Challenge gives students intrinsic rewards and leads to building higher knowledge (Meyer, Turner, & Spencer, 1997). For example, Fantasy Sports and Mathematics gives students opportunities to create bar and line graphs using fractional intervals along the vertical axis', which is unusual and initially difficult for many students in middle school. In traditional mathematics instruction, students interpret data by studying graphs in their textbooks. However, Fantasy Sports and Mathematics gives students opportunities to generate their own meanings because they create their own graphs.

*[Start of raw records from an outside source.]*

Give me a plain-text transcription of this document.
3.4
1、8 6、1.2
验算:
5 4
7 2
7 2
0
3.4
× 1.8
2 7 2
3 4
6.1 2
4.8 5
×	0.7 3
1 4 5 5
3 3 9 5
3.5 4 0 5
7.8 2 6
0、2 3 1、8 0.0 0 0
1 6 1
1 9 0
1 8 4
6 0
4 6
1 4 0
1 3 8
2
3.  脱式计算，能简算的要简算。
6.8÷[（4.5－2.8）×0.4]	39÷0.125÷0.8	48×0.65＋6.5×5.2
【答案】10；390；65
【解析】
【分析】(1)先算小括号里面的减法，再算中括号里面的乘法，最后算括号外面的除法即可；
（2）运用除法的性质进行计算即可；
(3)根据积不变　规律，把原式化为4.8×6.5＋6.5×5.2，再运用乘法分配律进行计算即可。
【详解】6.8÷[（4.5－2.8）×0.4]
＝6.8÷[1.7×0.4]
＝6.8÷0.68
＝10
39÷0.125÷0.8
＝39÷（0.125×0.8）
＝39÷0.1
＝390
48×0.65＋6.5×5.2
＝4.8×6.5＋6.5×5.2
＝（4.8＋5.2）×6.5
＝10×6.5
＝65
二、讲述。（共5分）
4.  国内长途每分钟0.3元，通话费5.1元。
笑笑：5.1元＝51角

Eighty percent of students in eighth grade have difficulty with problems that involve fractions, decimals, and percentages (Mullis, Dossey, Owen, & Phillips, 1993). Much of the content of Fantasy Sports and Mathematics involves one or more of the three concepts, and the game exposes students to these concepts for a period as long as several months (depending on the sport). Multiple exposures to mathematical content are essential for maximum learning and retention (NCTM, 1989). Moreover, the visual representation of fractions, decimals, and percentages on graphs helps students to understand relationships between proportional qualities and numeric representations.
Motivating students may depend on the connections made between subject matter and students' experiences outside the classroom (McNair, 2000). Such a relationship may be especially vital for students in urban environments because their life experience is often the farthest from traditional school curriculum experience (McNair, 2000). Students from less-affluent backgrounds may have difficulty engaging in class if the subject matter does not connect with their reality (Bruckerhoff, 1995). Given the nature of the subject matter, it is plausible that Fantasy Sports and Mathematics is closer to the reality of urban youth than traditional mathematics curriculum. Curricula that attempt to make connections with the experiences of urban youth outside of school have the possibility of increasing their interest, engagement, and achievement. The need to make stronger connections between mathematics and students' lives outside the classroom is a major recommendation by NCTM (NCTM, 1989, 1991).